Living with an anxiety disorder while you are pregnant adds stress to a challenging time of your life. In the case of generalized anxiety disorder (GAD) , chronic anxiety related to the disease can prevent you from experiencing the pregnancy – from the time you find out until long after your baby is born.
If you find that you are experiencing chronic anxiety that is out of control, consider mentioning how you feel about your doctor or other health care professional.
Occurrence of GAD during pregnancy
We know that about 6 percent of the population experiences GAD over their lifetime, and during any year, about 1 to 3 percent of individuals will live with GAD. The disorder is twice as common in women as men, making it particularly relevant to pregnancy.

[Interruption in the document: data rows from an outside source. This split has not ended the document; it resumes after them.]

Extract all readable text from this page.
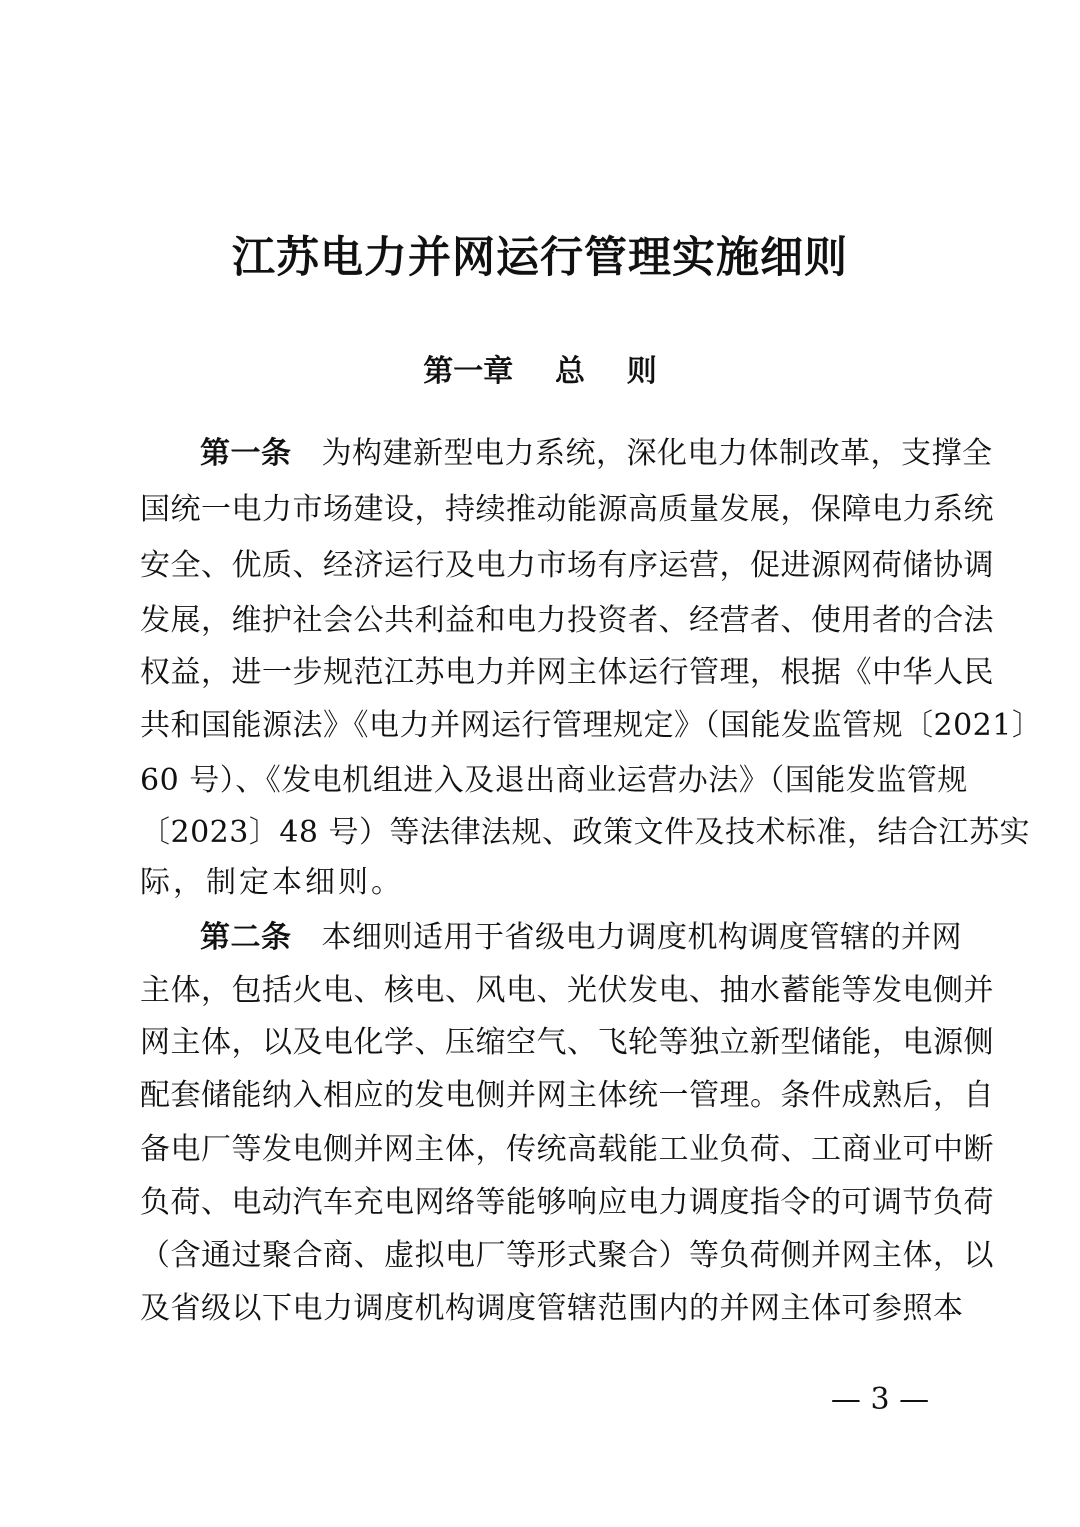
江苏电力并网运行管理实施细则
第一章    总    则
第一条 为构建新型电力系统，深化电力体制改革，支撑全
国统一电力市场建设，持续推动能源高质量发展，保障电力系统
安全、优质、经济运行及电力市场有序运营，促进源网荷储协调
发展，维护社会公共利益和电力投资者、经营者、使用者的合法
权益，进一步规范江苏电力并网主体运行管理，根据《中华人民
共和国能源法》《电力并网运行管理规定》（国能发监管规〔2021〕
60 号）、《发电机组进入及退出商业运营办法》（国能发监管规
〔2023〕48 号）等法律法规、政策文件及技术标准，结合江苏实
际，制定本细则。
第二条 本细则适用于省级电力调度机构调度管辖的并网
主体，包括火电、核电、风电、光伏发电、抽水蓄能等发电侧并
网主体，以及电化学、压缩空气、飞轮等独立新型储能，电源侧
配套储能纳入相应的发电侧并网主体统一管理。条件成熟后，自
备电厂等发电侧并网主体，传统高载能工业负荷、工商业可中断
负荷、电动汽车充电网络等能够响应电力调度指令的可调节负荷
（含通过聚合商、虚拟电厂等形式聚合）等负荷侧并网主体，以
及省级以下电力调度机构调度管辖范围内的并网主体可参照本
— 3 —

The rate of GAD during pregnancy has been shown to be between 8.5 and 10.5 percent. However, the disease tends to go undiagnosed and can be difficult to dispense with normal concern. At the same time, a woman who is always a worryer may develop GAD during pregnancy, possibly related to changes with hormones, state of mind and social obligations (e.g. leaving work, preparing to raise a family).
A 2011 study showed that anxiety symptoms tend to be highest in the first trimester and decrease during pregnancy. However, many women have GAD overlaps with other disorders such as depression, which can make them, and their unborn children, extremely vulnerable.
What are the risks of GAD during pregnancy?
A 2015 longitudinal study of women with major depressive disorder and GAD showed that those with GAD, in addition to depression, had a poor quality of life and experienced more persistent anxiety.
Untreated GAD can lead to pregnancy complications such as low birth weight, premature delivery, high blood pressure, problems with the baby’s neurodevelopment, and failure to progress during labor.
Once your baby has arrived, you may also have difficulty dealing with the demands of a newborn baby and developing a bond with your baby.
Treatment options for GAD during pregnancy
Treatment of GAD during pregnancy may include psychoduction, therapy and / or medication. Typically, the treatment will be tailored to the unique situation of the mother, taking into account your severity of symptoms and history of anxiety:
- Psychoducationis important in the early stages and during diagnosis, to help reduce denial and stigma and lead to successful treatment.
- Therapiessuch as cognitive behavioral therapy (CBT) are most often used in mild cases of GAD or in combination with medication in worse cases. CBT can include cognitive restructuring, exposure, relaxation training, and mindfulness therapy.
- Medicationmay be used in more severe cases. Typically, a selective serotonin reuptake inhibitor (SSRI) (e.g., Prozac, Cipralex) will be prescribed. Benzodiazepines can be used for short-term management of anxiety.
- Supportis also an important component of coping. If you have GAD and are pregnant, seek support from family, friends and the community to help you cope.
Can I take medicine for GAD while I am pregnant?
If you have GAD and are pregnant, you may be wondering if it is safe for you to take medication.
While this decision is best left to your doctor, typical medications are prescribed when the benefits are thought to outweigh the risks. In other words, if you are suffering from crippling anxiety that will almost negatively affect your pregnancy, medication may be a good option.
SSRIs cross the placenta, but are considered fairly safe during pregnancy. Babies of mothers who took SSRIs during pregnancy may suffer from neonatal adjustment syndrome, with symptoms such as jitters, problems with nutrition, and irritability. This problem is seen in about 10 to 25 percent of newborns who are exposed late in pregnancy, but it should resolve within 3 to 7 days.
If you regularly took benzodiazepines during pregnancy, your baby will also be monitored for side effects from the medication.
You may also be wondering about breastfeeding. Certain SSRIs have a low concentration in breast milk – such as breastfeeding, while these medicines may not be contraindicated. However, the long-term effects of these drugs on the developing child are not yet fully known. You should weigh the potential benefits and risks with your doctor.
A Word From
You may be wondering if it is responsible to get pregnant if you have GAD. When successfully treated, there is no reason why a woman with GAD should not have children. Make a plan with your doctor about how to manage symptoms if they occur and contact on a regular basis to keep your anxiety under control.